No acceleration compared with timm vit block #410

woolpeeker · 2022-10-26T08:07:25Z

I use the code below to test the vit block speed. The output shows the speed is almost the same between pytorch and lightseq

Did I missed something?

Output for forward only:

timm finished 500 running, avg_time: 76.379987 ms
light_seq finished 500 running, avg_time: 75.543549 ms

The output for forward + backward:

timm finished 500 running, avg_time: 228.803998 ms
light_seq finished 500 running, avg_time: 227.007331 ms

from timm.models.vision_transformer import Block
from lightseq.training.ops.pytorch.transformer_encoder_layer import LSTransformerEncoderLayer
from easydict import EasyDict as edict
import torch.nn as nn
import torch
import time
import sys
sys.path.append('./')


torch.backends.cudnn.benchmark = True


def generate_dummy_data(args):
    inputs = torch.randn([args.bs, args.num_token, args.dim]).cuda()
    return (inputs, )


def get_timm_block(args):
    return Block(
        dim=args.dim,
        num_heads=args.num_heads,
        mlp_ratio=args.mlp_ratio,
        qkv_bias=False,
        drop=False,
        attn_drop=False,
        init_values=None,
        drop_path=0,
        act_layer=nn.GELU,
        norm_layer=nn.LayerNorm
    )

class LSBlockWrapper(LSTransformerEncoderLayer):
    def forward(self, x):
        B, N, C = x.shape
        mask = torch.zeros([B, N, N], device=x.device, dtype=x.dtype)
        return super().forward(x, mask)

def get_ls_block(args):
    config = LSBlockWrapper.get_config(
        max_batch_tokens=args.num_token * args.bs,
        max_seq_len=args.num_token,
        hidden_size=args.dim,
        intermediate_size=int(args.mlp_ratio * args.dim),
        nhead=args.num_heads,
        attn_prob_dropout_ratio=0,
        hidden_dropout_ratio=0,
        activation_dropout_ratio=0,
        pre_layer_norm=True,
        fp16=False,
        local_rank=0,
        activation_fn='gelu')
    return LSBlockWrapper(
            config=config,
            initial_weights=None,
            initial_biases=None
        )


def run(module, args, name='Unknown'):
    inputs = generate_dummy_data(args)

    # cudnn warmup
    for _ in range(50):
        if args.backward:
            module(*inputs).sum().backward()
        else:
            module(*inputs)

    torch.cuda.synchronize()
    t0 = time.time()

    for _ in range(args.num_iter):
        if args.backward:
            module(*inputs).sum().backward()
        else:
            module(*inputs)

    torch.cuda.synchronize()
    t1 = time.time()

    avg_time = (t1 - t0) * 1000 / args.num_iter
    print(
        f'>>> {name} finished {args.num_iter} running, avg_time: {avg_time:.6f} ms')
    return avg_time


def main():
    args = edict()
    args.num_iter = 500
    args.backward = False

    args.bs = 128
    args.dim = 1280
    args.num_heads = 16
    args.mlp_ratio = 4.0
    args.num_token = 256

    timm_block = get_timm_block(args).cuda()
    ls_block = get_ls_block(args).cuda()

    run(timm_block, args, name='timm')
    run(ls_block, args, name='light_seq')

    print('Finished.')

if __name__ == '__main__':
    main()

Taka152 · 2022-10-28T03:00:05Z

It seems like you are using fp32, could you try fp16?

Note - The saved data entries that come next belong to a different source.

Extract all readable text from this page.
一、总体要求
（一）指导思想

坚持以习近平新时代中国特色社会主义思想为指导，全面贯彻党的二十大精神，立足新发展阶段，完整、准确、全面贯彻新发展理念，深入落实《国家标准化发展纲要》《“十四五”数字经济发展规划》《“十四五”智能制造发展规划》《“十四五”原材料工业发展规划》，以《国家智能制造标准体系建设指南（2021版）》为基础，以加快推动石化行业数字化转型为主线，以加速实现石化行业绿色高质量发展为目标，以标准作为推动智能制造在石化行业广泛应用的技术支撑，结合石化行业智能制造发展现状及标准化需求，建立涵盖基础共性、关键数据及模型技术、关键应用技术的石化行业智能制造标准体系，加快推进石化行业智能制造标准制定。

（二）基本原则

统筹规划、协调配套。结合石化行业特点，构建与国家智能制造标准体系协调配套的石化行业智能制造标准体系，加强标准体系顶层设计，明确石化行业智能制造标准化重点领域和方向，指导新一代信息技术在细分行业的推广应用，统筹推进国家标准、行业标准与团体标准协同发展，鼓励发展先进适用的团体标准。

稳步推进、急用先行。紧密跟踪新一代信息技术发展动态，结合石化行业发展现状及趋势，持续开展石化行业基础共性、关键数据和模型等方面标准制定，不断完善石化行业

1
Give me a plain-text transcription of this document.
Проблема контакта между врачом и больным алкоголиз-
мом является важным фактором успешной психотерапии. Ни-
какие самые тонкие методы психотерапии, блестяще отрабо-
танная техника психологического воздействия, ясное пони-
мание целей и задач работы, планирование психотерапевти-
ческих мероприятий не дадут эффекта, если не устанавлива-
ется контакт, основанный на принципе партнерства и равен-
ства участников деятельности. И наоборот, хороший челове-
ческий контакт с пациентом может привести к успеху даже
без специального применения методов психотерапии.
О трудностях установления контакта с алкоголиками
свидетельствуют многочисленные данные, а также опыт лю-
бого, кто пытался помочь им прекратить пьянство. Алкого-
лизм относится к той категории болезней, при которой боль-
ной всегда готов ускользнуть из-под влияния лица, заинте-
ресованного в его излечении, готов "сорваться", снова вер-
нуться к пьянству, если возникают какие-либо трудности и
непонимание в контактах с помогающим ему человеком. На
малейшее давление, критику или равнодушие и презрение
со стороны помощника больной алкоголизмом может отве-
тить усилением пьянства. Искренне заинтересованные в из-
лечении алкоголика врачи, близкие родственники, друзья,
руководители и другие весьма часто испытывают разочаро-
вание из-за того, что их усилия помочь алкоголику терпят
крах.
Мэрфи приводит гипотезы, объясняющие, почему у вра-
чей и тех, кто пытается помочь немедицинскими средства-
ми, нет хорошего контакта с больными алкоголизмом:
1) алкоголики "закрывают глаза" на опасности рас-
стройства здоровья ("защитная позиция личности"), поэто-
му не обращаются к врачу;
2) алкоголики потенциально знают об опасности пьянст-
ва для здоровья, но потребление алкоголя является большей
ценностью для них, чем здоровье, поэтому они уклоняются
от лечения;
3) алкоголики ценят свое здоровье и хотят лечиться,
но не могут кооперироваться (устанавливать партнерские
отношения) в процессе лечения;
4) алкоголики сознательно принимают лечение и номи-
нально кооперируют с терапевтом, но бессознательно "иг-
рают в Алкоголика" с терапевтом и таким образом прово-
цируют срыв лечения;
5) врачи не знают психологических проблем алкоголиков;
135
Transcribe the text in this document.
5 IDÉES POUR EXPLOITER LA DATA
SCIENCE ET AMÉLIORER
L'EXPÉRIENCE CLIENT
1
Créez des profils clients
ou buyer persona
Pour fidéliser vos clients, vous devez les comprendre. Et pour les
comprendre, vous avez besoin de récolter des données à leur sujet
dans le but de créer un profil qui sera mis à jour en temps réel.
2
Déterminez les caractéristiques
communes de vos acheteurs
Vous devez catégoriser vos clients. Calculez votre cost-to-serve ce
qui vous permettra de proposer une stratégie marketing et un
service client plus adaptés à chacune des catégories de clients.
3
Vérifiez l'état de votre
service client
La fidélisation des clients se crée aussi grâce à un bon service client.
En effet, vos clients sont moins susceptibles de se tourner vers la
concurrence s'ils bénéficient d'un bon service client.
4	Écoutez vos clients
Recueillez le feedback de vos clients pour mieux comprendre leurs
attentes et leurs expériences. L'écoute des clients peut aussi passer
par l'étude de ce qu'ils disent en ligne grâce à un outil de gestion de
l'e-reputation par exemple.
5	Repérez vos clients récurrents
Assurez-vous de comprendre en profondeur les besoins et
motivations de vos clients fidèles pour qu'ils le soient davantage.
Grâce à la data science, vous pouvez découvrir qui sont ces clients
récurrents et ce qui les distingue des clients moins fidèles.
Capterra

woolpeeker · 2022-10-28T08:27:32Z

Sure, I tested it with fp16.

with backward=False

timm finished 500 running, avg_time: 10.408471 ms
light_seq finished 500 running, avg_time: 9.462291 ms

with backward=True

timm finished 500 running, avg_time: 31.718561 ms
light_seq finished 500 running, avg_time: 30.036270 ms
only 1.7 ms difference.

The test environment is:
PyTorch version: 1.12.1
CUDA used to build PyTorch: 11.3
Python version: 3.9.13 (main, Aug 25 2022, 23:26:10) [GCC 11.2.0] (64-bit runtime)
lightseq==2.2.1

woolpeeker · 2022-10-28T08:32:09Z

Do you have official test result of ViT between native pytorch and lightseq?

Taka152 · 2022-11-02T12:02:36Z

We have tested on 8xA100, and this is the result.

BTW, could you tell me the card you are using, I will check if I can reproduce your results.

woolpeeker · 2022-11-02T13:03:08Z

I used a single A100-80G GPU

godweiyang · 2022-11-11T03:55:01Z

I used a single A100-80G GPU

Hi, I tested fp16 precision of your script. Below is the result:

I ran it for multiple times, and the results are the same.

I also ran other dims and batch_sizes, and all the results show that lightseq is faster.

woolpeeker · 2022-11-14T02:29:46Z

Thanks for testing. The lightseq result is the same with mine, around 9.5 ms
in our machine, the original timm layer is a little faster than yours. Ours is around 10.4 ms.
Lightseq is always faster than original layer, but the gap is smaller in our machine.

I will close this issue.

BTW, do you have plan to implement the flashAttention in lightseq?
I heard it is much faster than previous methods.

syorami · 2022-12-01T08:57:40Z

hi @woolpeeker I'm also trying to integrate lightseq into my project with timm ViT model. After switching to the lightseq layer, can we still load the same pretrained model weights?

woolpeeker · 2022-12-01T15:11:03Z

yes, you just need to organize the weight tensor following lightseq' docs. I have test it. the result can align to timm

syorami · 2022-12-02T02:39:42Z

@woolpeeker Thanks! This saves much time for me.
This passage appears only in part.